Question: I want to divorce my husband because I'm pretty sure he's cheating on me with some “cougar” and I want to get some of his 401 (k) and IRA when we break-up. I've noticed that my husband's lost interest in me. We never really talk anymore and when we're alone he just drinks a lot and smokes weed. Then he goes to sleep and snores.
I got a friend of mine whose husband works on computers to tell me what websites my husband's been visiting. He said that he is always on “cougar” websites.
I knew my husband was always researching cougars, but I just thought that he was interested in the animal. I mean they are beautiful cats, big and fast. I feel so naïve and stupid because I once asked him why he kept looking up stuff on the internet about cougars, and he always said that he's interested in the outdoors and heard that cougars were an endangered species. He said he wanted to help the cougar survive and thrive.
But what I've come to find out is that he was really looking for women. I had no idea some women are known as cougars. Now I know that they are older women seeking relationships with younger men.
I've found out that he was on cougar dating websites trying to find ladies almost every night. I know he went out with some of these cougars because he started to come home late several nights a week and when I asked him what he was doing, he said he was at his friend's house watching sports. But he could never tell me which teams were playing; he doesn't even like sports.

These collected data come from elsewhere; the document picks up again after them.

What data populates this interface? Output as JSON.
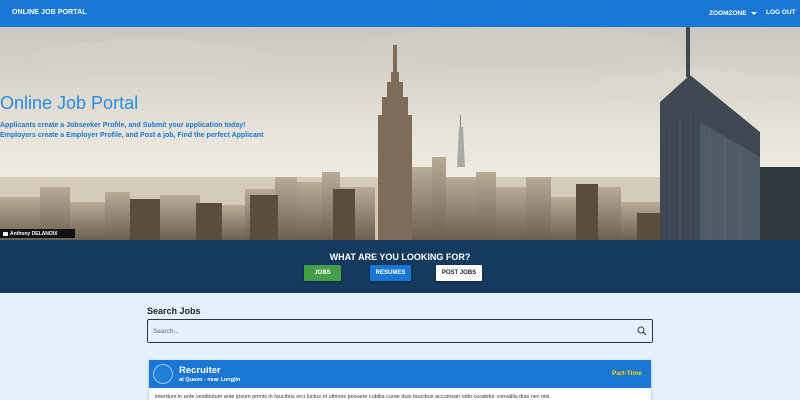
{
  "navbar": {
    "brand": "ONLINE JOB PORTAL",
    "user_menu": "ZOOMZONE",
    "logout": "LOG OUT"
  },
  "hero": {
    "title": "Online Job Portal",
    "line1": "Applicants create a Jobseeker Profile, and Submit your application today!",
    "line2": "Employers create a Employer Profile, and Post a job, Find the perfect Applicant",
    "photo_credit": "Anthony DELANOIX"
  },
  "looking": {
    "title": "WHAT ARE YOU LOOKING FOR?",
    "buttons": {
      "jobs": "JOBS",
      "resumes": "RESUMES",
      "post_jobs": "POST JOBS"
    }
  },
  "search": {
    "title": "Search Jobs",
    "placeholder": "Search..."
  },
  "job": {
    "title": "Recruiter",
    "company": "at Quaxo - near Longjin",
    "type": "Part-Time",
    "description": "interdum in ante vestibulum ante ipsum primis in faucibus orci luctus et ultrices posuere cubilia curae duis faucibus accumsan odio curabitur convallis duis nec nisi"
  },
  "colors": {
    "navbar": "#1976d2",
    "accent_blue": "#2a8be0",
    "band": "#143a5e",
    "jobs_button": "#43a047",
    "page_bg": "#e3f1fc",
    "job_type": "#ffd600"
  },
  "icons": [
    "caret-down-icon",
    "camera-icon",
    "search-icon"
  ]
}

I really want to know how I can get some of his 401 (k) and his IRA in the divorce. I think both those retirement accounts have some money in them which I'm going to need to go back to nursing school and start a catering business here in Alpharetta.
J.P. in Alpharetta, GA
Answer: If you get a divorce, your divorce lawyer will have to negotiate to get a share of your husband's 401 (k) and his IRA. Although both are retirement accounts, they are divided in different ways in a divorce. A 401 (k) is divided, or split, using a Qualified Domestic Relations Order (a QDRO). An IRA (or Individual Retirement Account), on the other hand, can be apportioned without a QDRO.